No entanto o que quer que seja esse eventual programa de combate à pobreza infantil - e nisso sei do que falo! - como é que se inscreve o problema dos valores existentes ao nível das tais famílias, sejam as de menor rendimento, sejam as que tendo algum rendimento mediano, não reconhecem as vantagens da cultura?
Aqui chegado, neste comentário rápido, como fazer a ponte sobre o gap cultural, handicap de mt famílias ( está a ver o conceito de novo-rico ?)e , bem assim, como proceder à injecção dos fundos necessários a tirar as crianças do ciclo da pobreza sem que isso corresponda a um maior consumo desregrado dos bens não essenciais e até altamentes gravosos, a qq tentativa de rompimento do tal ciclo vicioso de pobreza-miséria-aculturação-subsídio-consumo ?

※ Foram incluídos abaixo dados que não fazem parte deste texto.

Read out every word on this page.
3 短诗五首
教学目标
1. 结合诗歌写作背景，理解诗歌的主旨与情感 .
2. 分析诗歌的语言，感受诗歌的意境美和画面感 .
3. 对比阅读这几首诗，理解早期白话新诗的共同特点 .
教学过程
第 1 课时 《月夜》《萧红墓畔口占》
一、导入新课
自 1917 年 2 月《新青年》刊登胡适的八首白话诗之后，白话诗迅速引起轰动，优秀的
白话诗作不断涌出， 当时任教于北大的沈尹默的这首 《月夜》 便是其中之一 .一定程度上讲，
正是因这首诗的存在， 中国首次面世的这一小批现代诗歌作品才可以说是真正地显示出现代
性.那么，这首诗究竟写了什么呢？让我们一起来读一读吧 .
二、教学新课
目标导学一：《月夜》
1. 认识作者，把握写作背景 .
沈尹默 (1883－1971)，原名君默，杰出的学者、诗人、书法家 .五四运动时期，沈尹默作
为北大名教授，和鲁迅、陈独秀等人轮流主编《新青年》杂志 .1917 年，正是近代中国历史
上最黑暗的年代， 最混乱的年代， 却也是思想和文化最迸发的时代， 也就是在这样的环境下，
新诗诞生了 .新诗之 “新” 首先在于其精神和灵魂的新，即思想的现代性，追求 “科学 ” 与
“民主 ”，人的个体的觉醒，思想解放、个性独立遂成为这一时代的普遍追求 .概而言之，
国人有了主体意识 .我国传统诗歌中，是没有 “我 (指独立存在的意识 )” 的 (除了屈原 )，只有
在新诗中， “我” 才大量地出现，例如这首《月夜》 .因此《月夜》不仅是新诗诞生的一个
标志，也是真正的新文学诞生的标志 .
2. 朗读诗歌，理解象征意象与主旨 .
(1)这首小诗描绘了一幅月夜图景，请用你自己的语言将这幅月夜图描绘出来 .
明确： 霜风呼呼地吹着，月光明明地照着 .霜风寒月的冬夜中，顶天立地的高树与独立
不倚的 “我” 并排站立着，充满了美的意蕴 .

A minha pergunta é bem intencionada e não desmerece do seu empenhamento que aqui saúdo.
Posso não concordar com algumas das suas conclusões, mas globalmente considero que me revejo em muito do que escreve.
Já agora não acha que este governo do PS tem vindo exactamente a promover muitas das políticas que vc indica com as únicas capazes de fazer a diferença?
Obrigado
MFerrer
http://homem-ao-mar.blogspot.com
Caro MFerrer,
A questão do acesso à cultura é essencial, e complementar ao trabalho de redução da pobreza infantil. Deve ser também uma prioridade, e aí o serviço público de educação, que deve começar cada mais cedo e com maior qualidade terá um papel decisivo.

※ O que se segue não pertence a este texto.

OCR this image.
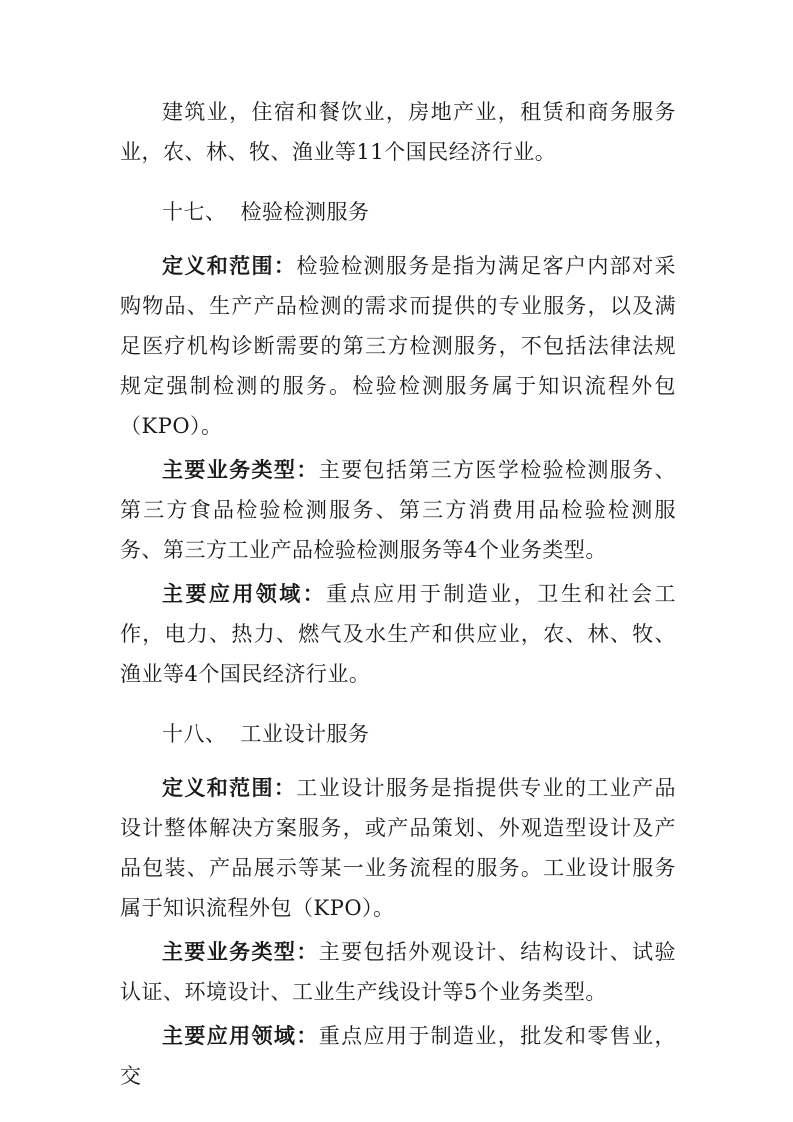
建筑业，住宿和餐饮业，房地产业，租赁和商务服务业，农、林、牧、渔业等11个国民经济行业。

十七、 检验检测服务

定义和范围：检验检测服务是指为满足客户内部对采购物品、生产产品检测的需求而提供的专业服务，以及满足医疗机构诊断需要的第三方检测服务，不包括法律法规规定强制检测的服务。检验检测服务属于知识流程外包（KPO）。

主要业务类型：主要包括第三方医学检验检测服务、第三方食品检验检测服务、第三方消费用品检验检测服务、第三方工业产品检验检测服务等4个业务类型。

主要应用领域：重点应用于制造业，卫生和社会工作，电力、热力、燃气及水生产和供应业，农、林、牧、渔业等4个国民经济行业。

十八、 工业设计服务

定义和范围：工业设计服务是指提供专业的工业产品设计整体解决方案服务，或产品策划、外观造型设计及产品包装、产品展示等某一业务流程的服务。工业设计服务属于知识流程外包（KPO）。

主要业务类型：主要包括外观设计、结构设计、试验认证、环境设计、工业生产线设计等5个业务类型。

主要应用领域：重点应用于制造业，批发和零售业，交
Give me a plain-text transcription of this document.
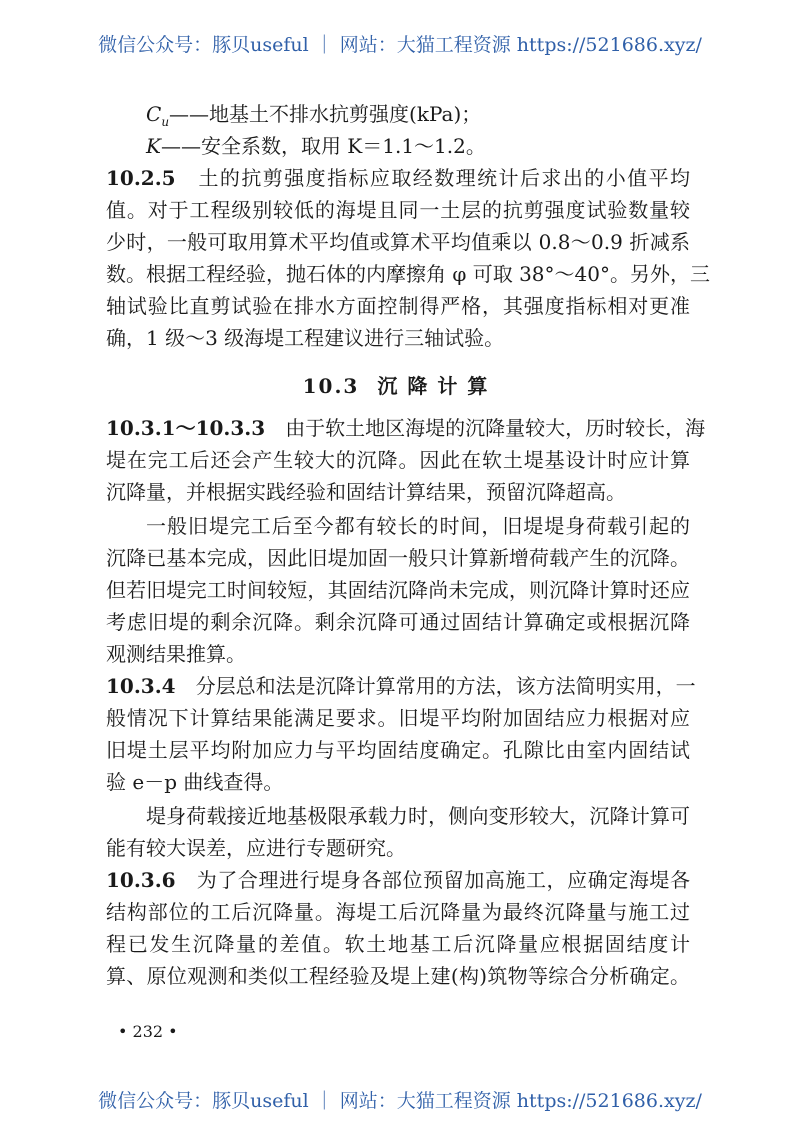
微信公众号：豚贝useful ｜ 网站：大猫工程资源 https://521686.xyz/
$C_u——$地基土不排水抗剪强度(kPa)；
K——安全系数，取用 K＝1.1～1.2。
10.2.5　 土的抗剪强度指标应取经数理统计后求出的小值平均
值。对于工程级别较低的海堤且同一土层的抗剪强度试验数量较
少时，一般可取用算术平均值或算术平均值乘以 0.8～0.9 折减系
数。根据工程经验，抛石体的内摩擦角 φ 可取 38°～40°。另外，三
轴试验比直剪试验在排水方面控制得严格，其强度指标相对更准
确，1 级～3 级海堤工程建议进行三轴试验。
10.3 沉降计算
10.3.1～10.3.3　 由于软土地区海堤的沉降量较大，历时较长，海
堤在完工后还会产生较大的沉降。因此在软土堤基设计时应计算
沉降量，并根据实践经验和固结计算结果，预留沉降超高。
一般旧堤完工后至今都有较长的时间，旧堤堤身荷载引起的
沉降已基本完成，因此旧堤加固一般只计算新增荷载产生的沉降。
但若旧堤完工时间较短，其固结沉降尚未完成，则沉降计算时还应
考虑旧堤的剩余沉降。剩余沉降可通过固结计算确定或根据沉降
观测结果推算。
10.3.4　 分层总和法是沉降计算常用的方法，该方法简明实用，一
般情况下计算结果能满足要求。旧堤平均附加固结应力根据对应
旧堤土层平均附加应力与平均固结度确定。孔隙比由室内固结试
验 e－p 曲线查得。
堤身荷载接近地基极限承载力时，侧向变形较大，沉降计算可
能有较大误差，应进行专题研究。
10.3.6　 为了合理进行堤身各部位预留加高施工，应确定海堤各
结构部位的工后沉降量。海堤工后沉降量为最终沉降量与施工过
程已发生沉降量的差值。软土地基工后沉降量应根据固结度计
算、原位观测和类似工程经验及堤上建(构)筑物等综合分析确定。
• 232 •
微信公众号：豚贝useful ｜ 网站：大猫工程资源 https://521686.xyz/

No entanto, eu não faria "depender" a redução da pobreza infantil - ou da pobreza em geral - do "bom uso dos recursos". É óbvio que é desejável que as pessoas façam um "bom uso" dos recursos que dispõem - em particular se são reduzidos, e ainda mais se se tratam de recursos que a sociedade redistribui. De qualquer forma, é aqui que a responsabilidade individual e a aprendizagem para a autonomia devem intervir, e as pessoas devem aprender a tomar decisões livremente - e a aprendizagem implica que possam e tenham direito a errar. O Estado tem um papel importante nos incentivos que fornece - por exemplo, não estou seguro que um CBI devesse ser completamente incondicional; podia estar dependente de uma participação no mercado de trabalho e no sistema de educação-formação - e na pedagogia que pode e deve sempre fazer. Mas parece-me que a redistribuição deve fomentar a autonomia individual, e não o "paternalismo".

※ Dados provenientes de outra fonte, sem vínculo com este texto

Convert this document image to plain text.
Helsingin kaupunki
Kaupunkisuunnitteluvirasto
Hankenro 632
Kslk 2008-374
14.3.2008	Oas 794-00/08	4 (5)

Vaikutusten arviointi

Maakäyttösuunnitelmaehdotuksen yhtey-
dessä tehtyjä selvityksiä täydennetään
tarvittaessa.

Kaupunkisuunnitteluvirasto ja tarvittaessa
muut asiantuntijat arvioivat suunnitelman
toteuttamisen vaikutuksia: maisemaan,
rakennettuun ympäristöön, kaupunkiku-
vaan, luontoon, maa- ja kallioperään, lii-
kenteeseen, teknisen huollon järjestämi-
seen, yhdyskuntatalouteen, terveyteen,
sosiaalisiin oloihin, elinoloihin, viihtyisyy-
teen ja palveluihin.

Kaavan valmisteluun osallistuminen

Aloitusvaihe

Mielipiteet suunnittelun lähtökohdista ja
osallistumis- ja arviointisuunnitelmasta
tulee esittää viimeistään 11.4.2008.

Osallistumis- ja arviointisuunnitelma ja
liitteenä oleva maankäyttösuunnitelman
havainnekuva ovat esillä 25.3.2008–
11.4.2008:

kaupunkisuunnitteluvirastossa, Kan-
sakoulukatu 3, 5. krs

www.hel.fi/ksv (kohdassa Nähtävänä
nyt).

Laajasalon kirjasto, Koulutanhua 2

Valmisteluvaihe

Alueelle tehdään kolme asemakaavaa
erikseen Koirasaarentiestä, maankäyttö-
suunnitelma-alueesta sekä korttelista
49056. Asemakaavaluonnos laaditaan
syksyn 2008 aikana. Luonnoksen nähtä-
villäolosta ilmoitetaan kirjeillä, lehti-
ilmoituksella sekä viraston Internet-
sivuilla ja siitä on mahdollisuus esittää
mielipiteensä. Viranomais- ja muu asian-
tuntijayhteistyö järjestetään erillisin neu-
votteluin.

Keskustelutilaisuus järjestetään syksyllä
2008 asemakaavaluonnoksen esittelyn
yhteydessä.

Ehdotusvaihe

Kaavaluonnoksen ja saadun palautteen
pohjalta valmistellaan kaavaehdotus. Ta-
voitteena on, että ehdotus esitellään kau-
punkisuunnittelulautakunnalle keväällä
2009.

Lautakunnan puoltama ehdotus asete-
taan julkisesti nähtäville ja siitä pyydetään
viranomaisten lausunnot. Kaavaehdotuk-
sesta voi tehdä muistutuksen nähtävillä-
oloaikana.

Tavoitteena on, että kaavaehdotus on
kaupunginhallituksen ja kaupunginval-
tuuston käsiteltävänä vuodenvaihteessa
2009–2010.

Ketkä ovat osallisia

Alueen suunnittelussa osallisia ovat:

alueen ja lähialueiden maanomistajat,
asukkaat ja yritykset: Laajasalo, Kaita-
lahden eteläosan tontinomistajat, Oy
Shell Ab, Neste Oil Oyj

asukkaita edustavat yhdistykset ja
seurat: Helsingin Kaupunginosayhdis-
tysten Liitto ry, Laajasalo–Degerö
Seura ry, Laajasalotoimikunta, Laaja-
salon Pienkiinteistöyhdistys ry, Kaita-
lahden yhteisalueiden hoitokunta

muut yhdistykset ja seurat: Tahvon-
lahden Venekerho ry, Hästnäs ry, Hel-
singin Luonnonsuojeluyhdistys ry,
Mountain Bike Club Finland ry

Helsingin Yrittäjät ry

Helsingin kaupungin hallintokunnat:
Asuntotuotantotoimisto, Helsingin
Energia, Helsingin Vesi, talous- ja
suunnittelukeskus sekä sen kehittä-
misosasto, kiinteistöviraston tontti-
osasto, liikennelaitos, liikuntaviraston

Se me pergunta se as políticas sociais do PS partilham este espírito, parece-me claramente que sim. Mas os países mais pobres da Europa têm limites à redistribuição, seja financeiros (a margem de manobra é reduzida), seja políticos (estas matérias são muito controversas para muitos grupos economicamente mais privilegiados), seja relativos ao nível salarial da economia. Não podemos esquecer que um CBI, como qualquer transferência (o abono de família, por exemplo), pode criar incentivos à inactividade e intensificar a armadilha do desemprego. Por exemplo, aumentar indiscriminadamente o abono de família seria uma medida generosa, mas com impacto provavelmente negativo no "labour supply". E o objectivo, afinal de contas, é que as pessoas vivam condignamente, mas também tenham um emprego - até porque a base fiscal do Estado (de que depende sempre em última análise, afinal, a sua capacidade redistributiva) deve estar sempre acautelada. Qualquer medida que intervenha nesta área tem de encontrar o equilíbrio certo entre a generosidade/solidariedade social e os potenciais efeitos perversos (individuais e colectivos) no funcionamento do mercado de trabalho. Dito isto, é também preciso melhorar o funcionamento do mercado e trabalho, tema a que dedicarei um post nos próximos dias.